Bei der ersten lesbischwulen Parade in der bulgarischen Hauptstadt Sofia hat die Polizei 60 Extremisten festgenommen. Sie waren auf die rund hundert Teilnehmer des Umzugs losgegangen.

Eine Journalistin der Nachrichtenagentur AFP berichtet, unter den Festgenommenen sei auch der Chef der nationalistischen Partei Nationale Union, Bojan Rasate. Rasate hatte zum „offenen Widerstand“ gegen den Umzug aufgerufen. Die Organisatoren hatten mit Ausschreitungen gerechnet und im Vorfeld zwei Mal die Route geändert.
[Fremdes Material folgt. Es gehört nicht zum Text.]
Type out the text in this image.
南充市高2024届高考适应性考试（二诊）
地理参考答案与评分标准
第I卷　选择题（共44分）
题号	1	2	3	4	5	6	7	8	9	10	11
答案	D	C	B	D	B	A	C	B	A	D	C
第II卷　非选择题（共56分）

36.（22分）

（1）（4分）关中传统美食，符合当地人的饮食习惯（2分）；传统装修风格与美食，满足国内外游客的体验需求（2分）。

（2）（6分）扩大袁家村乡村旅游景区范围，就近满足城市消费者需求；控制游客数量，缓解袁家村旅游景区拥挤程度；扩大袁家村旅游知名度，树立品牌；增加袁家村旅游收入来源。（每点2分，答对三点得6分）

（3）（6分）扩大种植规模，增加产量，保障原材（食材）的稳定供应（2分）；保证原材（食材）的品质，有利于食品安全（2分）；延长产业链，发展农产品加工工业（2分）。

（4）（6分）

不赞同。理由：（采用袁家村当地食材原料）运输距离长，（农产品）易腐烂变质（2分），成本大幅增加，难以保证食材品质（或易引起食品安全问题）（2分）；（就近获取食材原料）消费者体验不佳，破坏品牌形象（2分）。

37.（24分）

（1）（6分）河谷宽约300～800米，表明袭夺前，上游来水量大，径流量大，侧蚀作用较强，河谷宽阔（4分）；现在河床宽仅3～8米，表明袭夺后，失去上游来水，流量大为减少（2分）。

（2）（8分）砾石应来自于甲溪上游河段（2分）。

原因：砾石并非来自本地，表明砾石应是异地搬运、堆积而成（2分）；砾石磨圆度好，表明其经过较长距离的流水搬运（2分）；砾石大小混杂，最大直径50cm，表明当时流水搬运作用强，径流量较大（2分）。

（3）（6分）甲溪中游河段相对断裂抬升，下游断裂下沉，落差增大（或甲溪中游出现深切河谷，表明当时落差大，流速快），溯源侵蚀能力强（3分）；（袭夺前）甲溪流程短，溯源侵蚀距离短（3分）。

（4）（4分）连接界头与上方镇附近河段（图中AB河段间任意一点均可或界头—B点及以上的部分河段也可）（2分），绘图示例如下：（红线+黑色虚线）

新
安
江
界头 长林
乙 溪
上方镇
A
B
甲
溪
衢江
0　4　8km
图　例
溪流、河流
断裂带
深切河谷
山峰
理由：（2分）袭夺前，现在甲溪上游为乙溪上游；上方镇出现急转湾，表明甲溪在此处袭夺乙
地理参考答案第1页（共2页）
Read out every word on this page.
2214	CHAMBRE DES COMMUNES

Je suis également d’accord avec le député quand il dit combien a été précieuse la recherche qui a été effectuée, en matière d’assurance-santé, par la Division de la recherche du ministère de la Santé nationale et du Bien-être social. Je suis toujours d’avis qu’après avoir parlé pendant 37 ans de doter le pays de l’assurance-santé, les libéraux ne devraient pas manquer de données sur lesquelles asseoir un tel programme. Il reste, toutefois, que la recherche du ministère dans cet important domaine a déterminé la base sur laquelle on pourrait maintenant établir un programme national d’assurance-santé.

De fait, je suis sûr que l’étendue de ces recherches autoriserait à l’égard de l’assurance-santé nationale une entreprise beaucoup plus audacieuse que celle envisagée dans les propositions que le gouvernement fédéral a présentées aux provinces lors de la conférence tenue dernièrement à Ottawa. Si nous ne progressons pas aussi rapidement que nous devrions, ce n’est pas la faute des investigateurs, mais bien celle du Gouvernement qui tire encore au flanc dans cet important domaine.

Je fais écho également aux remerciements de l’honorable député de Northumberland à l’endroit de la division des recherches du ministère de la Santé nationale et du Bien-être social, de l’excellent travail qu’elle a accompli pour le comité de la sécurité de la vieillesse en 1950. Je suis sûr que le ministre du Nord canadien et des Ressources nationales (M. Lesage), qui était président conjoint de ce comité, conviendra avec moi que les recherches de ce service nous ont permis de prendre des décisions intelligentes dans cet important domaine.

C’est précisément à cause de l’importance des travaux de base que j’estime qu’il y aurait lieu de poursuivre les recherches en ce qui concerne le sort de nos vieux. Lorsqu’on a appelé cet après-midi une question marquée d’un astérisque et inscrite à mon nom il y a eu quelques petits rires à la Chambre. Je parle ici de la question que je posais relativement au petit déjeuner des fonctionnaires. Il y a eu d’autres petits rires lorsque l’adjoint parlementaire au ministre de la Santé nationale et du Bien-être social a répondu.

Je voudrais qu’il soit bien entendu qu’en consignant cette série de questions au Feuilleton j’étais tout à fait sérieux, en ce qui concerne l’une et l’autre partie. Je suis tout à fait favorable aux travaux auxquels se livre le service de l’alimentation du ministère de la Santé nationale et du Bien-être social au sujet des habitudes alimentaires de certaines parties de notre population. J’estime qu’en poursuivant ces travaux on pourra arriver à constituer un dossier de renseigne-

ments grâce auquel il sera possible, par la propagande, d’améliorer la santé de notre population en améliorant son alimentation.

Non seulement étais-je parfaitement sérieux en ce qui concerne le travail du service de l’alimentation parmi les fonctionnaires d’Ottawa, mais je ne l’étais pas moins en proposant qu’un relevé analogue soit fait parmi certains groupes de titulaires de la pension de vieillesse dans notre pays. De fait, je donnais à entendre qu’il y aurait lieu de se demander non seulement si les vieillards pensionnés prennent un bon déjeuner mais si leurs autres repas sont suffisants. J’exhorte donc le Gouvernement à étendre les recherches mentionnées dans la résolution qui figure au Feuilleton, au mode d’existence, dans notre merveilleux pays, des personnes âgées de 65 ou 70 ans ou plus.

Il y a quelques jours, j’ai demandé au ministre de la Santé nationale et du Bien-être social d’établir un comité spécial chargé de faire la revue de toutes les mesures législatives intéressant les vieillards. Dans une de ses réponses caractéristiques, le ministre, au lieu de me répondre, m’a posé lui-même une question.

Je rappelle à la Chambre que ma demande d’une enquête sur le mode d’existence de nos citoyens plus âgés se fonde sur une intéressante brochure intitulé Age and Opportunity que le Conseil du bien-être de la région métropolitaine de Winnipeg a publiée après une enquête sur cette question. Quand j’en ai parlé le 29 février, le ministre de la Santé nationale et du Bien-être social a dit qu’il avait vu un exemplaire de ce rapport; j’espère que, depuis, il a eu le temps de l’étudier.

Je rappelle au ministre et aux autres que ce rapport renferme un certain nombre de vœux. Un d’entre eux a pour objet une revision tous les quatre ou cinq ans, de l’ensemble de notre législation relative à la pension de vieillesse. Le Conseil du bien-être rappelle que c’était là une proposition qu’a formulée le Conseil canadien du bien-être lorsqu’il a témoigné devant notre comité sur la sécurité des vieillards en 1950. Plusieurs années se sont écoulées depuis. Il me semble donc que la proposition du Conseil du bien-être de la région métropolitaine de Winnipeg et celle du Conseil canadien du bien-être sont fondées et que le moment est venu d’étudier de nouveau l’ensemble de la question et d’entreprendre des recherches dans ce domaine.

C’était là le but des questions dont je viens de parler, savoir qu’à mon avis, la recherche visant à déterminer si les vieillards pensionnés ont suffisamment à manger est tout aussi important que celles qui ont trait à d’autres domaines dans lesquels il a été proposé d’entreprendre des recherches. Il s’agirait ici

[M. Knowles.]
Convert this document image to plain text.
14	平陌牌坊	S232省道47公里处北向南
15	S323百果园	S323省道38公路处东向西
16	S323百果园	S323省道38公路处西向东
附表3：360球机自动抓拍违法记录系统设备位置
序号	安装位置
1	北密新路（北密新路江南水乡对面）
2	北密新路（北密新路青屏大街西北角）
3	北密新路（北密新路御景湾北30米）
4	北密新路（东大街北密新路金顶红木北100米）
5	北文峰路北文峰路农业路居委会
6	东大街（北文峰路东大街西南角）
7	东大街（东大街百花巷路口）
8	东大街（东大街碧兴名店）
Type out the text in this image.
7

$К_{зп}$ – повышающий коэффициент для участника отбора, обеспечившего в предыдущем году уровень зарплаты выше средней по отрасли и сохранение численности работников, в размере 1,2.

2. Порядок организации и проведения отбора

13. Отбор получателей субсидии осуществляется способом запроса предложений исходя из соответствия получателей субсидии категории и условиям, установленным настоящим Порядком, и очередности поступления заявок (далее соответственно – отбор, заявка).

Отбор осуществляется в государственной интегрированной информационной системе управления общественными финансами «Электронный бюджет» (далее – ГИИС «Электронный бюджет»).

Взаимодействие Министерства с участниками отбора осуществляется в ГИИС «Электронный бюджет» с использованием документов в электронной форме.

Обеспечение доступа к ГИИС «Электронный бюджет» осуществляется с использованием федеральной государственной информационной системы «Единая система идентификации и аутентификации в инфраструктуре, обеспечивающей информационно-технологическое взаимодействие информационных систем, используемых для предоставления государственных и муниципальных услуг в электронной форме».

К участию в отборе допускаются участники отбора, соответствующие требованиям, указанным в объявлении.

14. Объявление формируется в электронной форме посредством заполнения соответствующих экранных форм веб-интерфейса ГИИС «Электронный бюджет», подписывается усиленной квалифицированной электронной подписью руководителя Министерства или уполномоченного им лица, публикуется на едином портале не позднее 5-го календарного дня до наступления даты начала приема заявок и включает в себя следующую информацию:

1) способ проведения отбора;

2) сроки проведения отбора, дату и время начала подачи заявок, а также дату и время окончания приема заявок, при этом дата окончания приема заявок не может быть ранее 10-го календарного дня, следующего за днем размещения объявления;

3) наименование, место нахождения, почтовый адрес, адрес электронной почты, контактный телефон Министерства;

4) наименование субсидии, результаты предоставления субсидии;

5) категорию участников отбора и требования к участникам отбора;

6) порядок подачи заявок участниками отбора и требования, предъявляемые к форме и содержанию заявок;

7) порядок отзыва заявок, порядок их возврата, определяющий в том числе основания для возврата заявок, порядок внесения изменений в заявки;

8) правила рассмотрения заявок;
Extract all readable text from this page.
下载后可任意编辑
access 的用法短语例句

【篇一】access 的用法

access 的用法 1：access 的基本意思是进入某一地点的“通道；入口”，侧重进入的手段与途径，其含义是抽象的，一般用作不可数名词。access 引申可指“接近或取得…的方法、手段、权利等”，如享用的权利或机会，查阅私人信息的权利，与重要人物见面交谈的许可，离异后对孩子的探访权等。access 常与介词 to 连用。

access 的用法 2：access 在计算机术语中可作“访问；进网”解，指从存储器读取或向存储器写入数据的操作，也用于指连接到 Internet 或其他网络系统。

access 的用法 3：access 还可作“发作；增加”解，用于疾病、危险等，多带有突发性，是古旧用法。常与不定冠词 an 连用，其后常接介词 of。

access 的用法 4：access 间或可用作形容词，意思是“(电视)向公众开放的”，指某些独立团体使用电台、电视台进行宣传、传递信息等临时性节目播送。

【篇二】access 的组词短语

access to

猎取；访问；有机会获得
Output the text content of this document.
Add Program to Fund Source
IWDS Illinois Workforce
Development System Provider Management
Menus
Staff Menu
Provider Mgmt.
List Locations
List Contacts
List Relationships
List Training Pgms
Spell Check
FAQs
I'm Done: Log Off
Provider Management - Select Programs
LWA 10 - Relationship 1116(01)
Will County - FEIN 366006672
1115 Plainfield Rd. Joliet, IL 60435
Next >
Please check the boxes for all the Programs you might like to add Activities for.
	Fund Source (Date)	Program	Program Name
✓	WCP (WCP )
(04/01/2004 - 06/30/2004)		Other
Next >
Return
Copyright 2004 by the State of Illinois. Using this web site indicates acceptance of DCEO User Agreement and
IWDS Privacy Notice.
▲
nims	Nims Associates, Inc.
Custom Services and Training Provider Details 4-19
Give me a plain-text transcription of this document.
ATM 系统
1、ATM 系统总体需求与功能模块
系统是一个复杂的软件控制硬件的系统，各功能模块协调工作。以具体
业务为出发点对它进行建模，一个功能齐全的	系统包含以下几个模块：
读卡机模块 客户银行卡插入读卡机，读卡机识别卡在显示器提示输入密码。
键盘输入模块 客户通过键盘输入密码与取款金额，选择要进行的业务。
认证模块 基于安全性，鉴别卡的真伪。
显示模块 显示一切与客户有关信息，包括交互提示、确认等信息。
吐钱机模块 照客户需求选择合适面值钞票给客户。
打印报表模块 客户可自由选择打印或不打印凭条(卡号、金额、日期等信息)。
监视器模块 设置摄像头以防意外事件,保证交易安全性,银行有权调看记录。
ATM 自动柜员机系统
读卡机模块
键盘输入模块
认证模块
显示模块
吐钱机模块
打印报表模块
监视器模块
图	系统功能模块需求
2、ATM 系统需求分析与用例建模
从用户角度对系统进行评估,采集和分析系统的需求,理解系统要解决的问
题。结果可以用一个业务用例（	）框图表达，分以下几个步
Die rund hundert Teilnehmer der Parade wurden von einer etwa gleich großen Anzahl Polizisten eskortiert.

Die in Sofia Festgenommenen hätten versucht, die Veranstaltung zu stören, teilte das Innenministerium mit. Ein großes Polizeiaufgebot an der „Brücke der Verliebten“ am Kulturpalast trennte mehrere Dutzend Parade-Teilnehmer von ihren Gegnern aus nationalistischen Gruppen. Die Sicherheitskräfte verhinderten, dass sich die Kritiker dem Umzug durch die Innenstadt anschlossen. Aus Protest warfen Gegendemonstranten Knallkörper.

Die Menschenrechtsorganisation Amnesty International hatte zuvor vor Ausschreitungen in Sofia gewarnt. Zur Parade hatte die Schwulen- und Lesbenorganisation Gemini aufgerufen. Ihre Chefin, Aksinija Gentschewa, klagte kurz vor der Parade, sie habe Morddrohungen erhalten. Die christlich-orthodoxe Kirche sowie das Oberhaupt der bulgarischen Muslime hatten die Veranstaltung abgelehnt. Der Austragungsort wurde aus Gründen der Sicherheit und Moral gleich zwei Mal binnen 24 Stunden verlegt.

Regierungschef Sergej Stanischew sagte, er sei tolerant gegenüber Menschen, die in religiöser, sozialer oder anderer Hinsicht anders seien, doch die „Demonstration dieser Ausrichtungen“ gefalle ihm nicht.